A memoir of growing up with blind African American parents in a segregated cult preaching the imminent end of the world
When The World in Flames begins in 1970, Jerry Walker is six years old. His consciousness revolves around being a member of a church whose beliefs he finds not only confusing but terrifying. Composed of a hodgepodge of requirements and restrictions (including a prohibition against doctors and hospitals), the underpinning tenet of Herbert W. Armstrong's Worldwide Church of God is that its members are divinely chosen, and all others will soon perish in rivers of flames.
The substantial membership is ruled by fear, intimidation, and threats. Anyone who dares leave the church will endure hardship for the remainder of this life and eternal suffering in the next. The next life, according to Armstrong, will arrive in 1975, three years after the start of the "Great Tribulation". Jerry will be 11 years old.
Jerry's parents were particularly vulnerable to the promise of relief from the world's hardships. When they joined the church in 1960, they were living in a two-room apartment in a dangerous Chicago housing project with the first four of their seven children. Most significantly, they both were blind, having lost their sight to childhood accidents.
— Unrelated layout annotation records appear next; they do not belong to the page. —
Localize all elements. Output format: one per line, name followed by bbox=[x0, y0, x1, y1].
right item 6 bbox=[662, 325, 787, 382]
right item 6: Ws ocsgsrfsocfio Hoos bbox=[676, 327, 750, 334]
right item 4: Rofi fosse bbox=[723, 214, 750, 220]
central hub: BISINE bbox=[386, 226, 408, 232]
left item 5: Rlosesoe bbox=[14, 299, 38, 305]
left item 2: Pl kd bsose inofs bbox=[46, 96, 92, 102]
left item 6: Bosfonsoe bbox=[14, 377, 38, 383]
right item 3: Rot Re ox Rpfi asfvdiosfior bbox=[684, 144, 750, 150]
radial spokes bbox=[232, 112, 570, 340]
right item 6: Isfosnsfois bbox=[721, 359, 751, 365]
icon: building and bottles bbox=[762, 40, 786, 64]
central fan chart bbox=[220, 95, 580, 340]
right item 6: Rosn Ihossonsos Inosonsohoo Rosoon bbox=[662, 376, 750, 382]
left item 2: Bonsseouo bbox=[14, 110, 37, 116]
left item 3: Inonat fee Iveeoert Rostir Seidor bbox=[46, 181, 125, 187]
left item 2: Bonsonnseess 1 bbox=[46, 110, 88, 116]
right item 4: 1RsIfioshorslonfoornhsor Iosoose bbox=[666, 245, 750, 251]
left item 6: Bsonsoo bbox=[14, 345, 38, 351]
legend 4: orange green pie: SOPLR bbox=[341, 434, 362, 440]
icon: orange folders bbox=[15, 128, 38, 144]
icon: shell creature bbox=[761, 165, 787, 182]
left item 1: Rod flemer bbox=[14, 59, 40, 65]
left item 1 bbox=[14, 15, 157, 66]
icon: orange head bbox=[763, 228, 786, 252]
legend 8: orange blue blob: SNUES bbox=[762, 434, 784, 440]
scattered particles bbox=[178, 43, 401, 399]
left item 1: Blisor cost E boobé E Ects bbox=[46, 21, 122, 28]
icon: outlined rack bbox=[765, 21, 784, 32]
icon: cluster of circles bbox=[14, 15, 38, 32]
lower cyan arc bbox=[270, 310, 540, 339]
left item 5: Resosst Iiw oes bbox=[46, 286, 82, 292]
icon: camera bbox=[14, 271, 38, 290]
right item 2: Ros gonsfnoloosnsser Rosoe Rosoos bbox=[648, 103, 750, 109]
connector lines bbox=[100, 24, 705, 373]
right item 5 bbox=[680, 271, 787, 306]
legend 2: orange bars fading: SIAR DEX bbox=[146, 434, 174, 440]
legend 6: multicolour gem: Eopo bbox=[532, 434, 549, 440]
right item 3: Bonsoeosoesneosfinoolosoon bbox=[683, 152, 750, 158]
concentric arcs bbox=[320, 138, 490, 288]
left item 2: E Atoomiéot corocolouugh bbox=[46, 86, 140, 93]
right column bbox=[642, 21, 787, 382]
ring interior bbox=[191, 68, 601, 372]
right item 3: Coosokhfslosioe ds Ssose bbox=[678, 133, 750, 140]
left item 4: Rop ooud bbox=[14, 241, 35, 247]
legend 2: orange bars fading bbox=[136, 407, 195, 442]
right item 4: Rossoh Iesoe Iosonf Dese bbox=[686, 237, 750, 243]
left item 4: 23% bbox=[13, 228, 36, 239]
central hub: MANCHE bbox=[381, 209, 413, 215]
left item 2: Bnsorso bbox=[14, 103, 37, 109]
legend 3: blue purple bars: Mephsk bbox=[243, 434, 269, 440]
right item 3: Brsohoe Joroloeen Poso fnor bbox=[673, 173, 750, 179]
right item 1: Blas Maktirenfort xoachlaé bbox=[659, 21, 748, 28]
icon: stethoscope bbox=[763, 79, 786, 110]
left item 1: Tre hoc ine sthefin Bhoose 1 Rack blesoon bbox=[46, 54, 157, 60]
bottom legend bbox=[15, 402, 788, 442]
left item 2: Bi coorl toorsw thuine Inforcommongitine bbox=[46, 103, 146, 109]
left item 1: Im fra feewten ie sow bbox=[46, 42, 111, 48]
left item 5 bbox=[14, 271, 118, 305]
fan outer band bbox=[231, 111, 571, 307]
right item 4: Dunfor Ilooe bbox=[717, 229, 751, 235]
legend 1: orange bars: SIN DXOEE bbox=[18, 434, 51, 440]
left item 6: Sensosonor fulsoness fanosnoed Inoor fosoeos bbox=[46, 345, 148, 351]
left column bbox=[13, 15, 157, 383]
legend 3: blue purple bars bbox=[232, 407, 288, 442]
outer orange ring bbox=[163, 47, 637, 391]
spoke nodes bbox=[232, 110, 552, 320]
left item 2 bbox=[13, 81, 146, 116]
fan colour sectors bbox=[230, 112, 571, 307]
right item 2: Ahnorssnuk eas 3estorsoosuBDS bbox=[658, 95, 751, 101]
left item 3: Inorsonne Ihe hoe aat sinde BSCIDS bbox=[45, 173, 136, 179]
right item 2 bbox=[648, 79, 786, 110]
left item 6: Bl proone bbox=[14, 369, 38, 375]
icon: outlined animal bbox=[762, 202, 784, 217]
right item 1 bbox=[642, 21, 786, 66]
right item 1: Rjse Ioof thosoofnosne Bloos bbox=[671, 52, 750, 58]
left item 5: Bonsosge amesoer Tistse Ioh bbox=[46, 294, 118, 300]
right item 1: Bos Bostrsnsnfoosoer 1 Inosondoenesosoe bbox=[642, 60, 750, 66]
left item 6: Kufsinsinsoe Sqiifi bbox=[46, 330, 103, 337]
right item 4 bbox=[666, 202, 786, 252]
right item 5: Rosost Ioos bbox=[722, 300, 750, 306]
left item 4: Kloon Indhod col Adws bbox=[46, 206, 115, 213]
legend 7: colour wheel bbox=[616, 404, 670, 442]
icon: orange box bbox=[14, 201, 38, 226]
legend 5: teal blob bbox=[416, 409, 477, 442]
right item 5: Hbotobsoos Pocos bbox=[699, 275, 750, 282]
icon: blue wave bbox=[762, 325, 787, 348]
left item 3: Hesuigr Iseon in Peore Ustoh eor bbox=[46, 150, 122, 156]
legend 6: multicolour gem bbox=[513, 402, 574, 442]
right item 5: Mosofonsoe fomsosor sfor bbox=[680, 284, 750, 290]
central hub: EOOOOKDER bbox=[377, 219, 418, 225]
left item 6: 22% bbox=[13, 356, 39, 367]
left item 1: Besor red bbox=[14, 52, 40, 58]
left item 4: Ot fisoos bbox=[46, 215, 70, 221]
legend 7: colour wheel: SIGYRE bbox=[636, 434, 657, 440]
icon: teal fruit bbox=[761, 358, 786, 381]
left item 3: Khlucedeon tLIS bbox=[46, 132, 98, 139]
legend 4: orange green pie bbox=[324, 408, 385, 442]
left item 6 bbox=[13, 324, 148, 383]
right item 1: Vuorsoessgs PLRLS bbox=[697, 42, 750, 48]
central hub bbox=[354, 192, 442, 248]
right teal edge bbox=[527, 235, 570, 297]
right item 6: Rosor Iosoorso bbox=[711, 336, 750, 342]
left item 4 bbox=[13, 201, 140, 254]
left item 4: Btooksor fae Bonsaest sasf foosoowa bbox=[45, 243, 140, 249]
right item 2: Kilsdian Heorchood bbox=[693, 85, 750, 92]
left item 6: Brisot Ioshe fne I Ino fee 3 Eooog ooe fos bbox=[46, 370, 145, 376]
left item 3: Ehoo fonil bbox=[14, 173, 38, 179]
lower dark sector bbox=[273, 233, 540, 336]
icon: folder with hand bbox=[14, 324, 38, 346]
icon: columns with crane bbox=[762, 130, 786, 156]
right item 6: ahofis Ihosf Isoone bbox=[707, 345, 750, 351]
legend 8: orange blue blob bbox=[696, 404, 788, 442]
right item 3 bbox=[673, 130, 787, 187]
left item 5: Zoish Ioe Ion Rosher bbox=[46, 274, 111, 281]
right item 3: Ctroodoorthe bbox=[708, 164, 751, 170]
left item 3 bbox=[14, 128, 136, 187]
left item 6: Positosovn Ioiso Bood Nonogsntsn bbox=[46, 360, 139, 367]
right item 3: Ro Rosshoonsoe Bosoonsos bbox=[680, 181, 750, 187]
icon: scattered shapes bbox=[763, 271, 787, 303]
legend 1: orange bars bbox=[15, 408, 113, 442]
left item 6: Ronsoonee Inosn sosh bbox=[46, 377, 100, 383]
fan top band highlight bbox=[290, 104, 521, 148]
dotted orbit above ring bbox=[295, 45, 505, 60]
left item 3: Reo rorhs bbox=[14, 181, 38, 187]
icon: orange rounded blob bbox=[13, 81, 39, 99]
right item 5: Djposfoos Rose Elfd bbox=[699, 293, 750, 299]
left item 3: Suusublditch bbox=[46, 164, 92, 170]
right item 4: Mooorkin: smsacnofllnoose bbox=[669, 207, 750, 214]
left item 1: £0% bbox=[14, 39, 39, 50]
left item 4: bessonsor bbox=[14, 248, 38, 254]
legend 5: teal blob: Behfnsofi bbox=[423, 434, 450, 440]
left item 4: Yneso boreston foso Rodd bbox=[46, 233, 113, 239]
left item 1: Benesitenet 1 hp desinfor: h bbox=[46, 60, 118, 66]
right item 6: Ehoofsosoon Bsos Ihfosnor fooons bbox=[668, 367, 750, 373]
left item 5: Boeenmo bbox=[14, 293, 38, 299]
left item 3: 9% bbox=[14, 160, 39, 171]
They took comfort in the belief that they had been chosen for a special afterlife, even if it meant following a religion with a white supremacist ideology. They dutifully sent tithes to Armstrong, whose church boasted more than 100,000 members and more than $80 million in annual revenues at its height.
When the prophecy of the 1972 Great Tribulation does not materialize, Jerry is considerably less disappointed than relieved. When the 1975 end-time prophecy also fails, he finally begins to question his faith and imagines the possibility of choosing a destiny of his own.